Üstelik hane halkının alım gücünde ciddi düşüşler ve gelir dağılımındaki makasın artışı gibi sorunları da ilave kanıt olarak gösterebilirler ki haksız da değiller.
Ancak 50 yıl önce 3 milyar Dolar seviyesindeki ihracatımızın bugün 270 milyar Dolar seviyelerine ulaşmasını, son 50 yılda kurulan Türk şirketlerinin gelişmiş Batı ekonomileri ile rekabetimizde kilit taşı görevlerini ve başta Otomotiv, tekstil ve sektörümüz elektrik malzemeleri alanında küresel ölçekte başarılara sahip olduğumuzu da göz ardı etmek haksızlık olur gibime geliyor.
Olumlu ve olumsuz bakış açılarını kenara bırakıp somut verilere odaklandığımızda ise , son çeyreğine giriş yaptığımız 2024 senesinde sektörümüzdeki ticari daralmanın ortalama %30 seviyelerine ulaştığını görüyoruz.
Yıl sonu itibarıyla da benzer bir katsayı ile seneyi tamamlamamız muhtemel görünüyor. Öyle ise daralan pazarda daha fazla pay almak için gerek iç pazarda, gerekse dış ticaret tarafında neleri hatırlamalıyız, gelin bunlara değinelim.
Öncelikle dürüst olacağız. Hep yapabileceğimizi taahhüt edeceğiz. Tutamayacağımız sözler vermeyeceğiz, verdiğimiz sözleri tutacağız.
Müşterilerimizin bize ne olursa güvenmesini sağlayacağız ve güveni sürdürülebilir biçimde koruyacağız. Zor dönemlerde iyimser olacağız, kaostan değil düzenli bir ticari sistemden yola çıkacağız.
Müşterimizin bize gelmesini beklemeyeceğiz, en ücra bölgelerde dahi olsalar biz ayaklarına gideceğiz. Fiyat politikalarımızı piyasa koşullarına uygun ve kalite standartlarımıza paralel belirleyeceğiz.

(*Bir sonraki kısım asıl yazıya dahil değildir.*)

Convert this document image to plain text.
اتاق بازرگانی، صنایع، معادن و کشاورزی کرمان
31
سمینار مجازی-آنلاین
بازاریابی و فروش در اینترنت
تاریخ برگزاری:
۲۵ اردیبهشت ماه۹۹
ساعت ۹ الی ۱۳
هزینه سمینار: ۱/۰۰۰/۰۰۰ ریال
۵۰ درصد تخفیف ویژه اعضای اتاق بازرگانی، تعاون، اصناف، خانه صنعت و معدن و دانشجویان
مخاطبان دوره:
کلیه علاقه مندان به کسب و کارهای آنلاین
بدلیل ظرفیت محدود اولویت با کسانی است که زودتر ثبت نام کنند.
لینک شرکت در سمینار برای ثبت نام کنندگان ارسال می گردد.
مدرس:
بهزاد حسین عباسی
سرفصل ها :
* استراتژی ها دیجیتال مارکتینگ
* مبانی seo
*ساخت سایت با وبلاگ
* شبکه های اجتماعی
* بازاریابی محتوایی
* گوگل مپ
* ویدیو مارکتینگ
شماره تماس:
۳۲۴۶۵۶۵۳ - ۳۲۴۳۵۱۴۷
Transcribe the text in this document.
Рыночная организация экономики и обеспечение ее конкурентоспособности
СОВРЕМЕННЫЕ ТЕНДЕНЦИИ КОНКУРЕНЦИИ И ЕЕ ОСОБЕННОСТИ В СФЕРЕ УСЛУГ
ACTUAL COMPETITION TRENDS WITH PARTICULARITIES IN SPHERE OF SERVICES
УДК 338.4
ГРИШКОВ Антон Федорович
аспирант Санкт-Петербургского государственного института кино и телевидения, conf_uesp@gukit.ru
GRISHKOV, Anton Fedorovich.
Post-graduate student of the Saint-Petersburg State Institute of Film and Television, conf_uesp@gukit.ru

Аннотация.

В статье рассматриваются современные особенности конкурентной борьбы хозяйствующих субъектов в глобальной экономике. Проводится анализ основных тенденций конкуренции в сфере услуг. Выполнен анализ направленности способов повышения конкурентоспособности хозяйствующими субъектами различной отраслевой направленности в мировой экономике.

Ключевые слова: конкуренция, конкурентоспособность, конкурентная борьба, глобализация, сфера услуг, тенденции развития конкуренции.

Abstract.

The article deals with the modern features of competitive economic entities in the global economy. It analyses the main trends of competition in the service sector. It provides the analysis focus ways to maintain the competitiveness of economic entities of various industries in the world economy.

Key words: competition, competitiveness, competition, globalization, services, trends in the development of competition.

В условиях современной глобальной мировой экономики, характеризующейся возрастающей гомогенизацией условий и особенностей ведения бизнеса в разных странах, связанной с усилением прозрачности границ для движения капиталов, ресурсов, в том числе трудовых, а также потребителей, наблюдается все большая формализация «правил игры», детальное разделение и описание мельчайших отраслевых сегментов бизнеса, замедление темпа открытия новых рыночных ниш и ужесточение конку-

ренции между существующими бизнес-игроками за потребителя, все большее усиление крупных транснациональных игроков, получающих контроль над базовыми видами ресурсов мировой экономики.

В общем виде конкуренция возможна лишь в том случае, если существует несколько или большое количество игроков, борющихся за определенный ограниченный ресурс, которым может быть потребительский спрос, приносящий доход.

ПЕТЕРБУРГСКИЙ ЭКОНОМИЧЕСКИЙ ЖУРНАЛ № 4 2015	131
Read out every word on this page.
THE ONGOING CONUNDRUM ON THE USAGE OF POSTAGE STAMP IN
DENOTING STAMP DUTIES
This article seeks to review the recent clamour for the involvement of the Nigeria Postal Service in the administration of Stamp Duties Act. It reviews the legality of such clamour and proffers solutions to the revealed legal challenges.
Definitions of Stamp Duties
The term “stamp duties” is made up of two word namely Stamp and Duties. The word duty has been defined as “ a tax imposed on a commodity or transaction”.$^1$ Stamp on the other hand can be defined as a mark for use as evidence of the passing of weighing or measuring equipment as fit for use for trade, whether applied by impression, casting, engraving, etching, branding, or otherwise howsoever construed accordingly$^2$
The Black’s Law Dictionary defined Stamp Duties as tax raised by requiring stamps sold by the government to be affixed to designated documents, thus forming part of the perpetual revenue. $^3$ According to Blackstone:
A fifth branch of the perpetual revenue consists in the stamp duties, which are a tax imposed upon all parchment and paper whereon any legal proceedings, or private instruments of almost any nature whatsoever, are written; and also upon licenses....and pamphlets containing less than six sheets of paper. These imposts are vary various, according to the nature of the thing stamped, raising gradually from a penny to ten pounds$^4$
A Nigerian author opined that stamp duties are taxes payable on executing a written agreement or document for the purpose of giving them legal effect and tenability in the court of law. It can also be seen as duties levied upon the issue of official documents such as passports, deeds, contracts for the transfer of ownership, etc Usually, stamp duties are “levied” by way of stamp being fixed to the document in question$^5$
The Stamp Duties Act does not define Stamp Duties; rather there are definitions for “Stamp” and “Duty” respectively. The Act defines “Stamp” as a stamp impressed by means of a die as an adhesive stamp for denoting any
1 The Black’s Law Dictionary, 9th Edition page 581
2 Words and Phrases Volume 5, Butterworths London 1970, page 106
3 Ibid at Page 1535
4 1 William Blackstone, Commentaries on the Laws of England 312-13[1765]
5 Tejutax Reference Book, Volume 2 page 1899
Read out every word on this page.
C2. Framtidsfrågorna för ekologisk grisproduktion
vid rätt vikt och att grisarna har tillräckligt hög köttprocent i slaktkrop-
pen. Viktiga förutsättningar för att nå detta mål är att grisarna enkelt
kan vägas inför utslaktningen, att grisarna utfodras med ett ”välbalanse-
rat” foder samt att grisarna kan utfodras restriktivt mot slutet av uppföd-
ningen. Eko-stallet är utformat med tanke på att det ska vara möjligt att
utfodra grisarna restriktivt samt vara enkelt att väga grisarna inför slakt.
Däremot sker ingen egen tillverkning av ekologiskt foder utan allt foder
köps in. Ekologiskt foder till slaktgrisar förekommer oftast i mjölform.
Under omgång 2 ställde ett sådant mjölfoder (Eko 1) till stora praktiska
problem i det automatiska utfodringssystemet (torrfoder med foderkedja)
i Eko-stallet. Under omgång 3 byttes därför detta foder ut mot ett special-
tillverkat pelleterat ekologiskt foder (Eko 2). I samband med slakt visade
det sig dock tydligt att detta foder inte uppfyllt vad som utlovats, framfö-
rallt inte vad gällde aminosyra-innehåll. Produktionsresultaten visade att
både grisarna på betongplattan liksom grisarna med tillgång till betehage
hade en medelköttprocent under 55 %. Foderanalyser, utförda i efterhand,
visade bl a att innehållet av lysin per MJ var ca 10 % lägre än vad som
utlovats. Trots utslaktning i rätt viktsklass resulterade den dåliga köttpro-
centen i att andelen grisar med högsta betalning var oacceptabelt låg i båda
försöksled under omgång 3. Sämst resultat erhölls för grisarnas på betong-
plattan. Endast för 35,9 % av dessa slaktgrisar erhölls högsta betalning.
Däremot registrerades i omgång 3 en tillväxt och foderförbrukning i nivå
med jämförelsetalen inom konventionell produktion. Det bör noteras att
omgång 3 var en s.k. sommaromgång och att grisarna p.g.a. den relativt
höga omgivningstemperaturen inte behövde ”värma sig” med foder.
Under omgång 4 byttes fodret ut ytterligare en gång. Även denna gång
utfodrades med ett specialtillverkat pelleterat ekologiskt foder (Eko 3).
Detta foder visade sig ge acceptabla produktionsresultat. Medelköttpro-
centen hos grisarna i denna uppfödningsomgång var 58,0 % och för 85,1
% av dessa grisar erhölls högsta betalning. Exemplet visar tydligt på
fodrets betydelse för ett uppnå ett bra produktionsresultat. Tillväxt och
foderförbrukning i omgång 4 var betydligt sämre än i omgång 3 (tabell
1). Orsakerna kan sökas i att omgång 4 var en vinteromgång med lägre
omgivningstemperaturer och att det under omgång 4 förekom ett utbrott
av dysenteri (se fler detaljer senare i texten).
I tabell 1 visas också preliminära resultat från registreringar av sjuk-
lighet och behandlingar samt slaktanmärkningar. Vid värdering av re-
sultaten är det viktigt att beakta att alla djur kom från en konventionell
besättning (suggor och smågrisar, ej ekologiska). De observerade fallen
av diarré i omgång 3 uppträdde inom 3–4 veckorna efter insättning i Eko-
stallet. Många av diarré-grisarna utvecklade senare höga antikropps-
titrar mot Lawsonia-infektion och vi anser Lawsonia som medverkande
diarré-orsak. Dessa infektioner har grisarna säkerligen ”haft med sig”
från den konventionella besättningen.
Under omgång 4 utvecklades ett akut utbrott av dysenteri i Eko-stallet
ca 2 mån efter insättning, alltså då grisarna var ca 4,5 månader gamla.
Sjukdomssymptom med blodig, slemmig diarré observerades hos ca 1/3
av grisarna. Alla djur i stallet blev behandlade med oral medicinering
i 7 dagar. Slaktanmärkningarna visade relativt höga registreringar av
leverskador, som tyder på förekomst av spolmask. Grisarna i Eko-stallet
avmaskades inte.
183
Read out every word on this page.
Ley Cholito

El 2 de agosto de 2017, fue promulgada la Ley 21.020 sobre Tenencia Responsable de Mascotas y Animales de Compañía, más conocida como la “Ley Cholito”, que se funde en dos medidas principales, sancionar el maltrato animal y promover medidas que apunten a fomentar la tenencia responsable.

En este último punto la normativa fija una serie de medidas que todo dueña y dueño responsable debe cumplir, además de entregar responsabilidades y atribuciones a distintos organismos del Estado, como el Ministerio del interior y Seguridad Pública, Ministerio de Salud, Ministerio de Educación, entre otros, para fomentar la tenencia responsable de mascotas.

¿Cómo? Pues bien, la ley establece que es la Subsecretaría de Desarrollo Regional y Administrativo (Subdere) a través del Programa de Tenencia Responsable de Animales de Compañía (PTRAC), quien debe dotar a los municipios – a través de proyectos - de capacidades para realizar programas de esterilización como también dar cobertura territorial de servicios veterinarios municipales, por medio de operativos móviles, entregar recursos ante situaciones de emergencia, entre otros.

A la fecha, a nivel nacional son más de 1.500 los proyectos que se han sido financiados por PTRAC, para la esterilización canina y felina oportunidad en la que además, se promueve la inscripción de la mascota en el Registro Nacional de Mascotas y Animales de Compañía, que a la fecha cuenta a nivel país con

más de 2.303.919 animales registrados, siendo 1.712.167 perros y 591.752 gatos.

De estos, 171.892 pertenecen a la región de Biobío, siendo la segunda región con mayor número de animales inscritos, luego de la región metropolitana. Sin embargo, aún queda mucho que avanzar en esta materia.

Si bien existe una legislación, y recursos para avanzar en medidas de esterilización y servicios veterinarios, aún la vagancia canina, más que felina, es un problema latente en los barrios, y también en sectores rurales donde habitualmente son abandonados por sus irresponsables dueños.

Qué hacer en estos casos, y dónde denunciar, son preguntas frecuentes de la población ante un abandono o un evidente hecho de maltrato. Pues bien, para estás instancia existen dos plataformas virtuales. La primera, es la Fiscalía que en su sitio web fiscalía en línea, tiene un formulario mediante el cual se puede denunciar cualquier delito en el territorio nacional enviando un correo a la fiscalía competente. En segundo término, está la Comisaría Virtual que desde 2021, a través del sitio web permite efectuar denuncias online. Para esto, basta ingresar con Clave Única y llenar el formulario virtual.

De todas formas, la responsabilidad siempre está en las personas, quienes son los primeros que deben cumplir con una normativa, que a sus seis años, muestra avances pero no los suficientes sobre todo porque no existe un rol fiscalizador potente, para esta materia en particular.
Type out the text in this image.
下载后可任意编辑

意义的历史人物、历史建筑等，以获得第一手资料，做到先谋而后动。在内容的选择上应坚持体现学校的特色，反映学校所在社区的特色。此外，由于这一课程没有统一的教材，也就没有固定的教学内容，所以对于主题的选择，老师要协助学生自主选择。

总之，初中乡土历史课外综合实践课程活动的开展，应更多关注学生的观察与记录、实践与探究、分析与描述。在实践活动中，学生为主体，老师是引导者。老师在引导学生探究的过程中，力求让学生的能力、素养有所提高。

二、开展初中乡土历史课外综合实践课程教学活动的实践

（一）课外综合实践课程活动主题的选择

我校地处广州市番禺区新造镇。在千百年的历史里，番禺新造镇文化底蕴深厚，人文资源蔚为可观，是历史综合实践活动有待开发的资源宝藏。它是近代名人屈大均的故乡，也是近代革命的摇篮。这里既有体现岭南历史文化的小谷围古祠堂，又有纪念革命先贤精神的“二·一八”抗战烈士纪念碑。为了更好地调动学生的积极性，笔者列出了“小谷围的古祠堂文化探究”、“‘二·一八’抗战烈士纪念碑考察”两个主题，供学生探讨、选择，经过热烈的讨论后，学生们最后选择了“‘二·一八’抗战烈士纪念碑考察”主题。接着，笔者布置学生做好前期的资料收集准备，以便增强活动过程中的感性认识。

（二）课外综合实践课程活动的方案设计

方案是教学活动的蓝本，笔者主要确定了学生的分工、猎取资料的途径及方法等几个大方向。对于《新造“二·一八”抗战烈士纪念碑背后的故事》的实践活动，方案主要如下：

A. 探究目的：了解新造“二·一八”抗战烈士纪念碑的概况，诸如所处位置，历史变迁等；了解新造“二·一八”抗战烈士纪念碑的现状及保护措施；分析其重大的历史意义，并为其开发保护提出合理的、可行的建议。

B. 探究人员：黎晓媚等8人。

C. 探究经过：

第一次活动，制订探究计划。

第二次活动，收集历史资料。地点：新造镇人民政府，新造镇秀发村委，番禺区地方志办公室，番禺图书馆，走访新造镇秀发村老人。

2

Kriz kaynaklı aşırı indirimlerin güvene zarar vereceğini unutmayacağız. Pazardaki her hareketi takip ederek, mümkün olan en doğru dönemsel kampanyalar ile müşteriler tarafında tercih edilen şirket olacağız.
Tüm bu ilke ve yaklaşımları ise sadece sahada etkin bir mücadele ile başarabileceğimizi hatırlatan tarihi bir anekdotu sizlerle paylaşmak isterim.
Napolyon Bonapart ve kurmay subayları geride bıraktıkları Fransız Devrim savaşları ardından değerlendirme yapmaktadırlar.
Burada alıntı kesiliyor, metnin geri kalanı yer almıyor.